At the heart of the P5 570 is the IBM Power5 processor, which employs simultaneous multi-threading (SMT) technology. This allows the processor to handle two threads per core, effectively doubling the throughput for workloads ideally suited to multi-threading. The server typically features a configuration of up to 32 Power5 processors, providing an impressive compute power that supports demanding applications, ranging from databases to complex enterprise resource planning (ERP) systems.

The P5 570 architecture supports a wide range of memory configurations, with a maximum memory capacity of up to 512 GB. Utilizing IBM’s proprietary Chip Memory technology, it can deliver high bandwidth and low latency, significantly enhancing performance for memory-intensive applications. Furthermore, the integrated memory controller architecture optimizes memory access, ensuring that critical workloads run smoothly.

Scalability is a key characteristic of the P5 570, with the ability to expand processing power and memory capacity as an organization’s needs grow. The server supports various operating systems, including AIX, Linux, and IBM i, which provides flexibility for diverse IT environments. This versatility ensures that companies can run their preferred applications without the need for substantial system overhauls.

In terms of storage, the P5 570 utilizes advanced RAID technology and supports a variety of disk configurations, ensuring that data integrity and availability are maintained.

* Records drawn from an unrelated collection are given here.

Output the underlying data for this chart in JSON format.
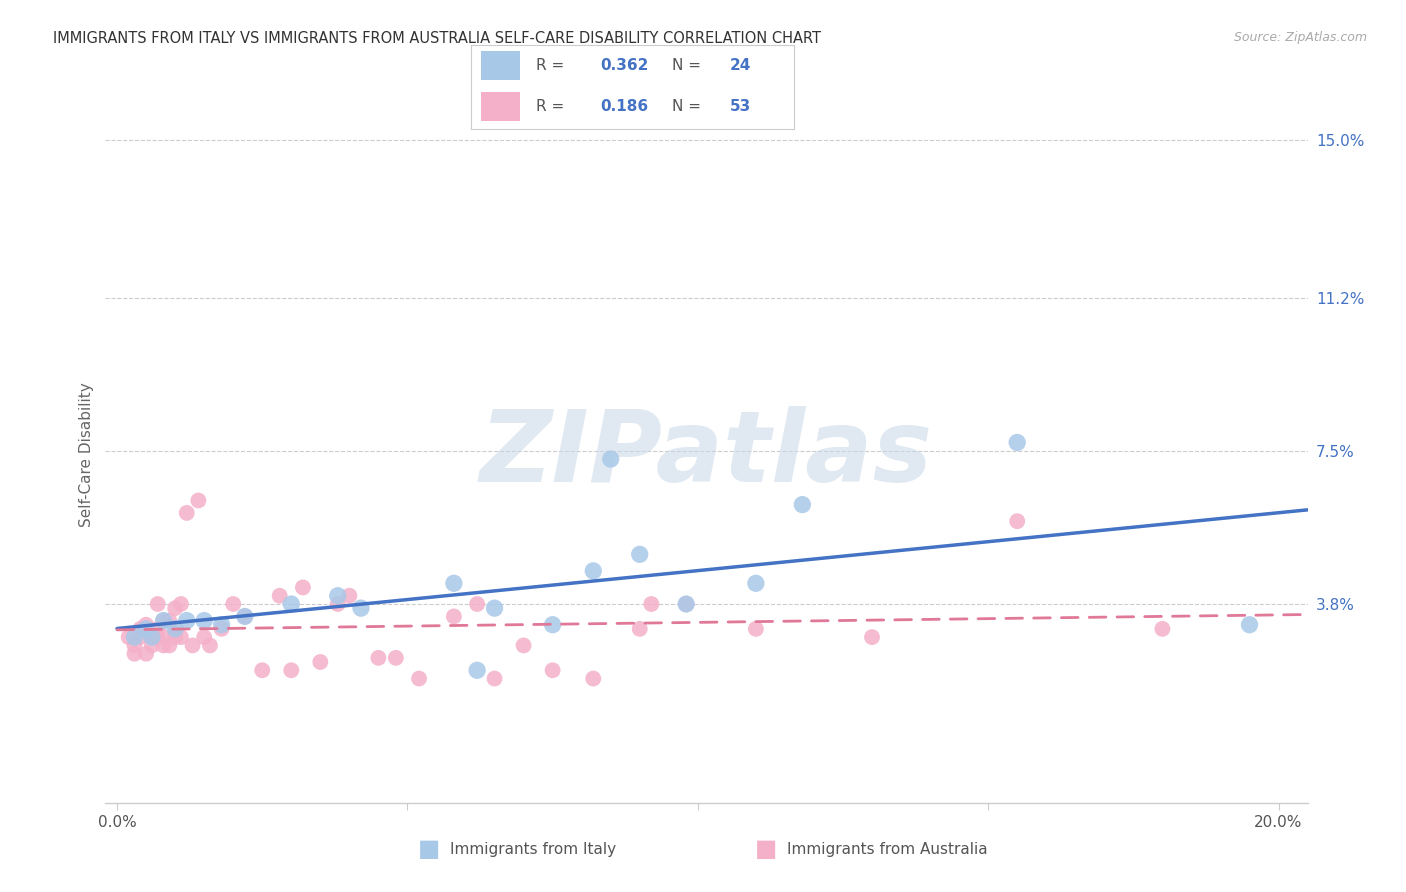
{
  "title": "IMMIGRANTS FROM ITALY VS IMMIGRANTS FROM AUSTRALIA SELF-CARE DISABILITY CORRELATION CHART",
  "source": "Source: ZipAtlas.com",
  "xlabel_italy": "Immigrants from Italy",
  "xlabel_australia": "Immigrants from Australia",
  "ylabel": "Self-Care Disability",
  "xlim": [
    -0.002,
    0.205
  ],
  "ylim": [
    -0.01,
    0.158
  ],
  "xticks": [
    0.0,
    0.05,
    0.1,
    0.15,
    0.2
  ],
  "xtick_labels": [
    "0.0%",
    "",
    "",
    "",
    "20.0%"
  ],
  "ytick_vals": [
    0.038,
    0.075,
    0.112,
    0.15
  ],
  "ytick_labels": [
    "3.8%",
    "7.5%",
    "11.2%",
    "15.0%"
  ],
  "italy_R": 0.362,
  "italy_N": 24,
  "australia_R": 0.186,
  "australia_N": 53,
  "italy_color": "#a8c8e8",
  "italy_line_color": "#4472c4",
  "australia_color": "#f4b0c8",
  "australia_line_color": "#e07898",
  "watermark": "ZIPatlas",
  "italy_x": [
    0.003,
    0.005,
    0.006,
    0.008,
    0.01,
    0.012,
    0.015,
    0.018,
    0.022,
    0.03,
    0.038,
    0.042,
    0.058,
    0.062,
    0.065,
    0.075,
    0.082,
    0.09,
    0.098,
    0.11,
    0.118,
    0.155,
    0.195,
    0.085
  ],
  "italy_y": [
    0.03,
    0.032,
    0.03,
    0.034,
    0.032,
    0.034,
    0.034,
    0.033,
    0.035,
    0.038,
    0.04,
    0.037,
    0.043,
    0.022,
    0.037,
    0.033,
    0.046,
    0.05,
    0.038,
    0.043,
    0.062,
    0.077,
    0.033,
    0.073
  ],
  "australia_x": [
    0.002,
    0.003,
    0.003,
    0.004,
    0.004,
    0.005,
    0.005,
    0.006,
    0.006,
    0.007,
    0.007,
    0.007,
    0.008,
    0.008,
    0.008,
    0.009,
    0.009,
    0.01,
    0.01,
    0.01,
    0.011,
    0.011,
    0.012,
    0.013,
    0.014,
    0.015,
    0.016,
    0.018,
    0.02,
    0.022,
    0.025,
    0.028,
    0.03,
    0.032,
    0.035,
    0.038,
    0.04,
    0.045,
    0.048,
    0.052,
    0.058,
    0.062,
    0.065,
    0.07,
    0.075,
    0.082,
    0.09,
    0.098,
    0.11,
    0.13,
    0.155,
    0.18,
    0.092
  ],
  "australia_y": [
    0.03,
    0.028,
    0.026,
    0.03,
    0.032,
    0.026,
    0.033,
    0.03,
    0.028,
    0.03,
    0.032,
    0.038,
    0.03,
    0.034,
    0.028,
    0.034,
    0.028,
    0.031,
    0.037,
    0.03,
    0.03,
    0.038,
    0.06,
    0.028,
    0.063,
    0.03,
    0.028,
    0.032,
    0.038,
    0.035,
    0.022,
    0.04,
    0.022,
    0.042,
    0.024,
    0.038,
    0.04,
    0.025,
    0.025,
    0.02,
    0.035,
    0.038,
    0.02,
    0.028,
    0.022,
    0.02,
    0.032,
    0.038,
    0.032,
    0.03,
    0.058,
    0.032,
    0.038
  ]
}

Coupled with built-in security features, such as the IBM Trusted Foundation, which establishes a secure boot environment, the P5 570 offers a reliable platform for mission-critical workloads.

Finally, the IBM P5 570 is designed for high availability and redundancy. Features like hot-swappable components and advanced error detection and recovery mechanisms minimize downtime, making it a dependable choice for businesses that operate around the clock. Combined with its powerful hardware and versatile software support, the IBM P5 570 remains a formidable player in the high-performance server arena.